Case report: It was a 15-year-old female from a non-consanguineous marriage with a history of celiac disease on a gluten-free diet. The physical examination showed a stable weight of 48 kg, a height of 146 cm and a body mass index of 22.53 kg/m2. She had a goiter visible in extension of the neck but no exophthalmos. She had no history of excessive sweating, diarrhea or tremors. Cardiovascular examination was unremarkable. Blood investigations noted a normochromic normocytic anemia of 11.3 g/dl. The thyroid assessment done as a part of an annual biological monitoring showed a TSH of 0.005 mUI/l and a free T4 of 17.21 pmol/ml (12-22). Anti-TSH receptor antibodies were positive. Cervical ultrasound showed a diffuse enlargement of the thyroid. The diagnosis of Graves disease was retained.

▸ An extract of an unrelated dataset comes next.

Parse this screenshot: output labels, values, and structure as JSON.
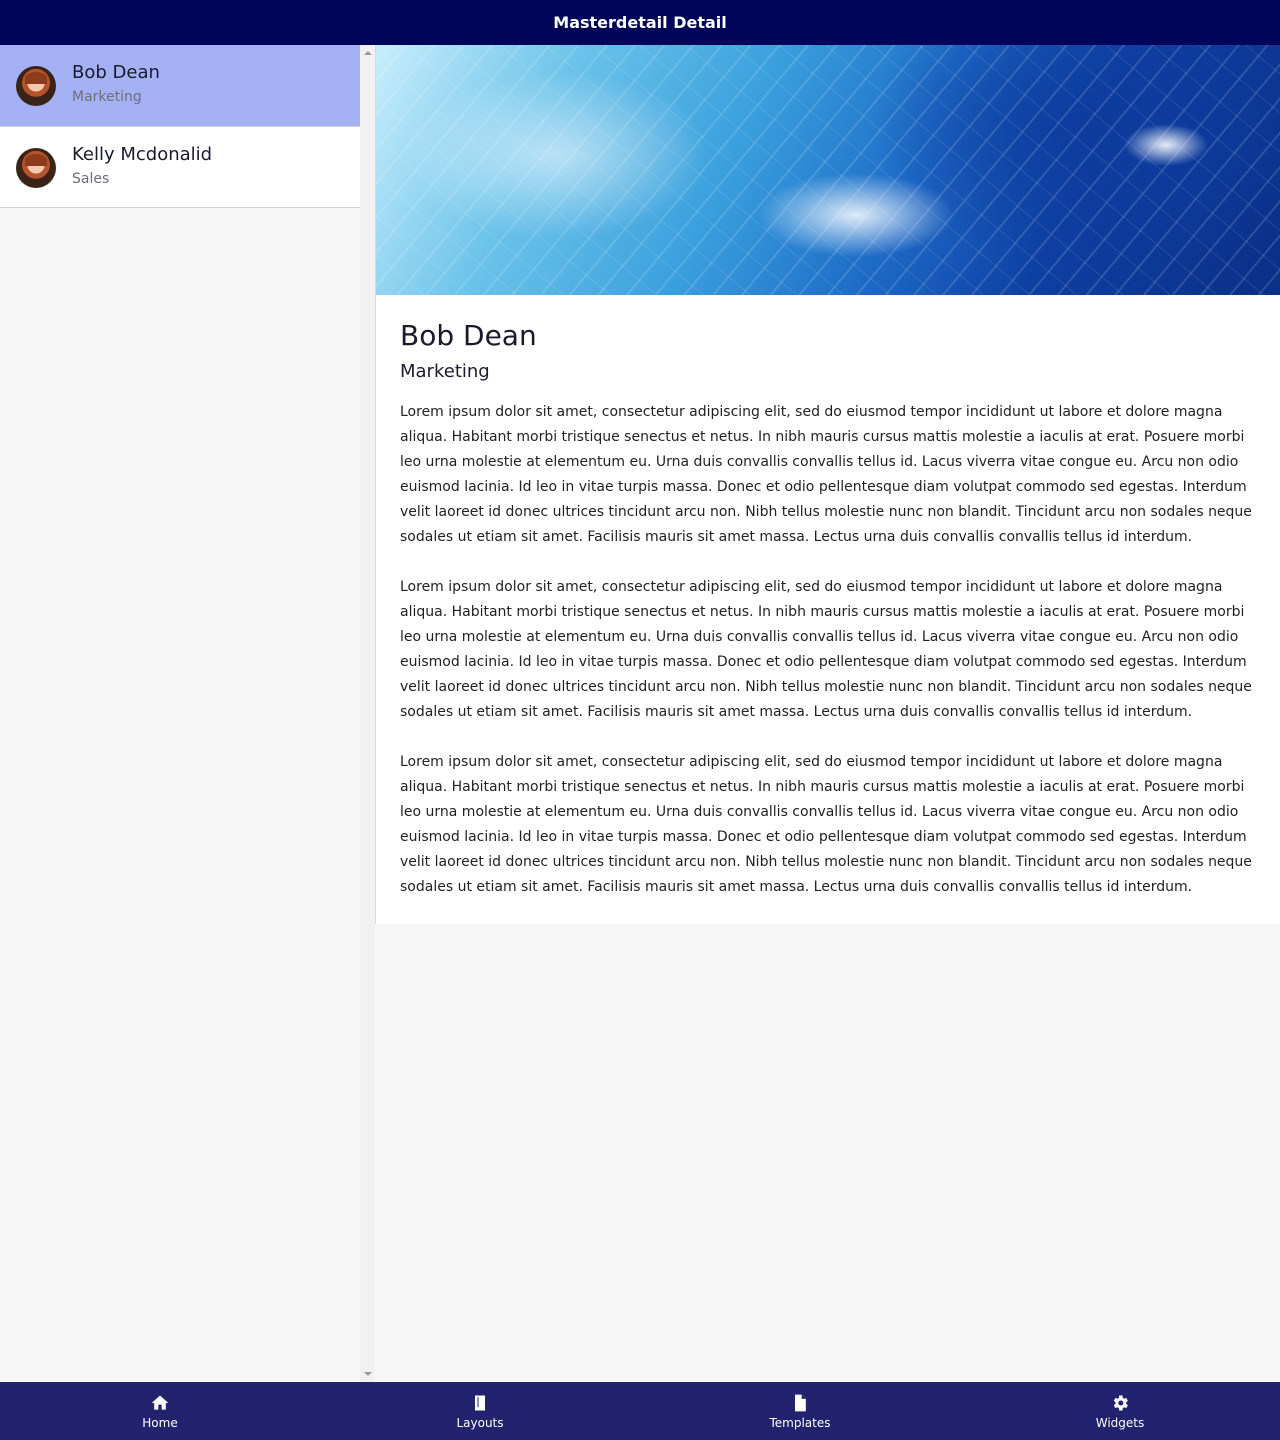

Conclusion: Downs syndrome is a breeding ground for thyroid dysfunction. Celiac disease is common in people with downs syndrome and it is associated to various endocrine autoimmunities such as thyropathies. Hyperthyroidism is extremely rare. The diagnosis is often made through a systematic assessment, hence the interest of a biological control aimed at detecting dysthyroidism early to avoid complications that are potentially serious. The particularity of our observation was the association of celiac disease and graves disease in an adolescent discovered by an annual thyroid check-up.